Even with the knowledge and skill to manufacture your electric vehicle parts, a practical approach is to employ a reputable service provider for your project. This helps you to reduce costs without compromising quality. AutoProtoWay is an expert in offering custom car prototyping, automotive parts manufacturing, and finishing solutions for your projects.

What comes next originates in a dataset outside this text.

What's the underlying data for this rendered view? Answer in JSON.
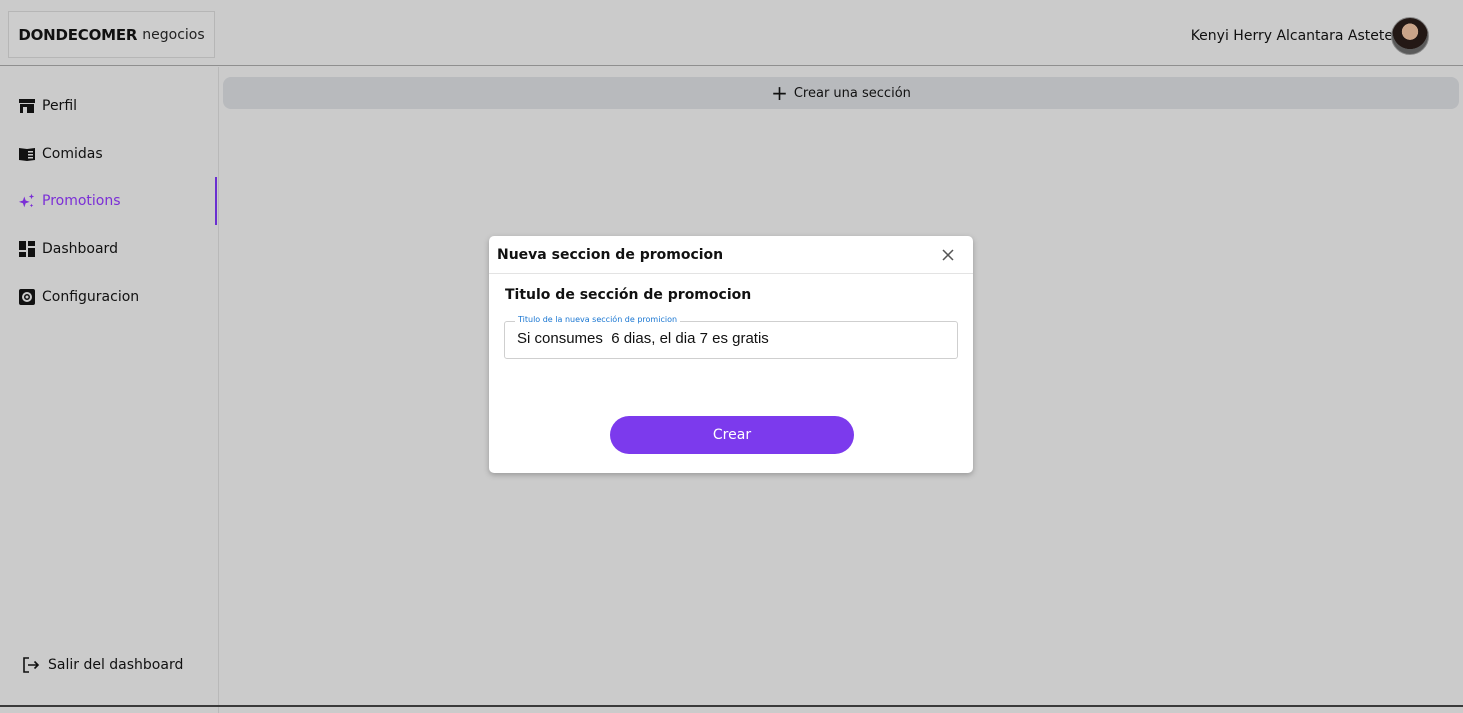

We guarantee industry-standard services that cut across various processes, including CNC machining, injection molding, 3D printing, die casting, and other related technologies. While maintaining high-quality solutions, we do this at competitive pricing with a quick cycle time. Just upload your files to get a free quote!

Conclusion

Electric vehicles are already gaining popularity, as many are switching to these innovative and more efficient automobiles. However, not all electric cars run solely on electricity; some switch between fuel systems and electricity. We already discussed the different types of electric vehicles, including their peculiarities. Still, there are plans for more futuristic approaches to enhance these cars.

FAQs

What battery is used in electric vehicles?

The predominant battery used in electric vehicles is the lithium-ion battery. They are high-density batteries capable of powering the electric motors and providing sufficient energy to drive the car.

What is an electric vehicle called?

An electric vehicle is called an EV – the acronym. However, some may call it an electric car. Either name refers to all examples of electric cars, including battery electric vehicles, plug-in hybrid electric vehicles, hybrid electric vehicles, and fuel-cell electric vehicles.

What are the challenges to manufacturing fuel-cell electric vehicles?

While fuel-cell electric vehicles are the newer EVs, they have some manufacturing difficulties. The main challenge is the limited hydrogen refueling infrastructure. This technology requires intense capital due to its complexities. Moreover, the vehicles are still limited, as they have yet to be widespread, compared to other EVs, talkless of traditional vehicles.